Another idea that has come into and gone out of fashion is the “low-code” or “no-code” approach to software development.  This can speed up the development process significantly.  The catch is the “tool/interface” you are using has to be able to fully support the solution of the problem you are trying to solve.

When programmers started having to “customize” the code after it had been built by the no-code environment this caused problems until something like “round-tripping” was invented.  Up to that point every time you generated a change with the no-code environment you made all your customization(s) disappear so you have to “re-apply them”.  This was very inefficient.  So the no-code people tried using techniques like “round-tripping” to preserve the customizations.  Apparently, there was never a really good way to preserve customizations because no-code systems to create customized development appear to have fallen out of favor some time ago.  Now they are apparently back.

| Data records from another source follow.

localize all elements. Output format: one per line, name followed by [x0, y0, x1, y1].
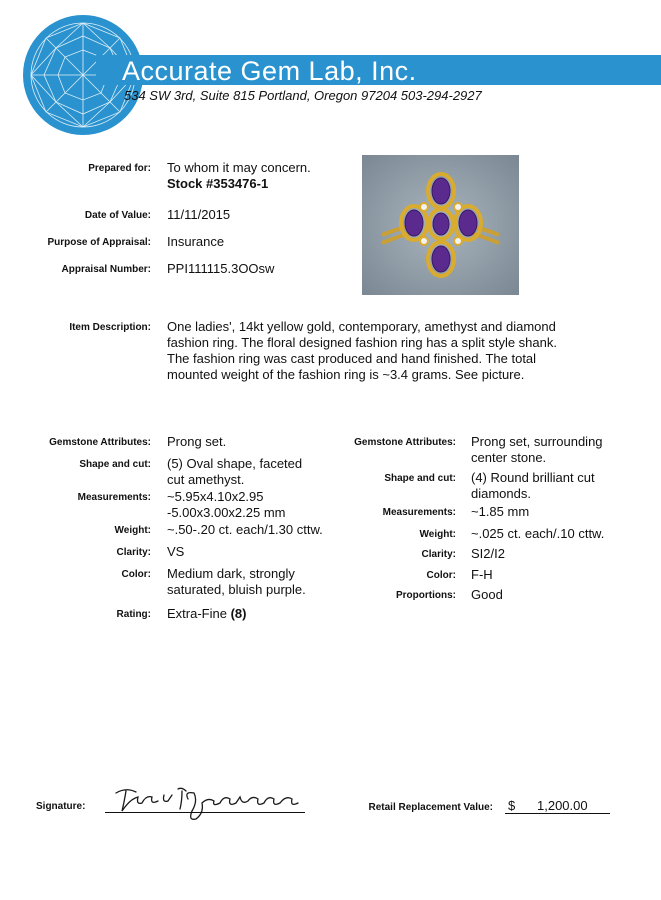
appraisal-number-label: Appraisal Number:	[61, 264, 151, 275]
rating-label: Rating:	[116, 609, 151, 620]
ring-photo	[362, 155, 519, 295]
left-shape-value-1: (5) Oval shape, faceted	[167, 456, 303, 471]
left-shape-label: Shape and cut:	[79, 459, 151, 470]
purpose-label: Purpose of Appraisal:	[47, 237, 151, 248]
right-color-value: F-H	[471, 567, 493, 582]
right-shape-label: Shape and cut:	[384, 473, 456, 484]
left-gemstone-attributes-value: Prong set.	[167, 434, 227, 449]
left-clarity-label: Clarity:	[116, 547, 151, 558]
stock-number: Stock #353476-1	[167, 176, 269, 191]
left-weight-label: Weight:	[114, 525, 151, 536]
appraisal-number-value: PPI111115.3OOsw	[167, 261, 275, 276]
right-color-label: Color:	[426, 570, 456, 581]
item-description-label: Item Description:	[69, 322, 151, 333]
proportions-value: Good	[471, 587, 503, 602]
right-weight-label: Weight:	[419, 529, 456, 540]
right-measurements-value: ~1.85 mm	[471, 504, 530, 519]
right-shape-value-2: diamonds.	[471, 486, 531, 501]
proportions-label: Proportions:	[396, 590, 456, 601]
item-description-line-2: fashion ring. The floral designed fashion ring has a split style shank.	[167, 335, 557, 350]
retail-value-amount: 1,200.00	[537, 798, 588, 813]
left-measurements-value-1: ~5.95x4.10x2.95	[167, 489, 264, 504]
right-measurements-label: Measurements:	[382, 507, 456, 518]
item-description-line-1: One ladies', 14kt yellow gold, contemporary, amethyst and diamond	[167, 319, 556, 334]
purpose-value: Insurance	[167, 234, 225, 249]
left-color-value-2: saturated, bluish purple.	[167, 582, 306, 597]
left-gemstone-attributes-label: Gemstone Attributes:	[49, 437, 151, 448]
company-address: 534 SW 3rd, Suite 815 Portland, Oregon 97204 503-294-2927	[124, 88, 482, 103]
left-measurements-label: Measurements:	[77, 492, 151, 503]
right-shape-value-1: (4) Round brilliant cut	[471, 470, 595, 485]
right-gemstone-attributes-label: Gemstone Attributes:	[354, 437, 456, 448]
rating-value	[167, 606, 246, 622]
date-label: Date of Value:	[84, 210, 151, 221]
retail-value-label: Retail Replacement Value:	[368, 802, 493, 813]
left-weight-value: ~.50-.20 ct. each/1.30 cttw.	[167, 522, 323, 537]
prepared-for-label: Prepared for:	[88, 163, 151, 174]
right-clarity-label: Clarity:	[421, 549, 456, 560]
currency-symbol: $	[508, 798, 516, 813]
date-value: 11/11/2015	[167, 207, 231, 222]
handwritten-signature	[112, 783, 302, 825]
left-shape-value-2: cut amethyst.	[167, 472, 245, 487]
retail-value-line	[505, 813, 610, 814]
item-description-line-3: The fashion ring was cast produced and hand finished. The total	[167, 351, 537, 366]
right-gemstone-attributes-value-2: center stone.	[471, 450, 547, 465]
company-name: Accurate Gem Lab, Inc.	[122, 56, 417, 86]
signature-line	[105, 812, 305, 813]
rating-text: Extra-Fine	[167, 606, 231, 621]
left-clarity-value: VS	[167, 544, 185, 559]
prepared-for-value: To whom it may concern.	[167, 160, 311, 175]
right-clarity-value: SI2/I2	[471, 546, 505, 561]
signature-label: Signature:	[36, 801, 86, 812]
left-color-value-1: Medium dark, strongly	[167, 566, 295, 581]
left-measurements-value-2: -5.00x3.00x2.25 mm	[167, 505, 286, 520]
rating-number: (8)	[230, 606, 247, 621]
left-color-label: Color:	[121, 569, 151, 580]
right-weight-value: ~.025 ct. each/.10 cttw.	[471, 526, 605, 541]
right-gemstone-attributes-value-1: Prong set, surrounding	[471, 434, 603, 449]
item-description-line-4: mounted weight of the fashion ring is ~3.4 grams. See picture.	[167, 367, 525, 382]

One other thing that came into favor and is still a favorite was “COTS” packages that provided limited parameter-driven flexibility for well-understood business processes.  The major brand names on this are products like SAP.

So now people are promoting “low-code/no-code” development again.  But wait, there’s more.  Apparently, they are trying to use Machine Learning and other Artificial Intelligence techniques to leverage up the power of computer hardware and reduce the human element in coding a solution.

I am a great fan of being able to tell my “computer” what to do and having “it” figure out how to solve the problem(s).  And while things are getting better I am not sure how soon that this new trend is going to succeed in un-employing countless journeyman software developers.

Tom M

ps. One of the no-code developer systems is called “Divi” and it allows you to create a custom-built WordPress-based website without coding.  It is on my TTD list to implement and start using.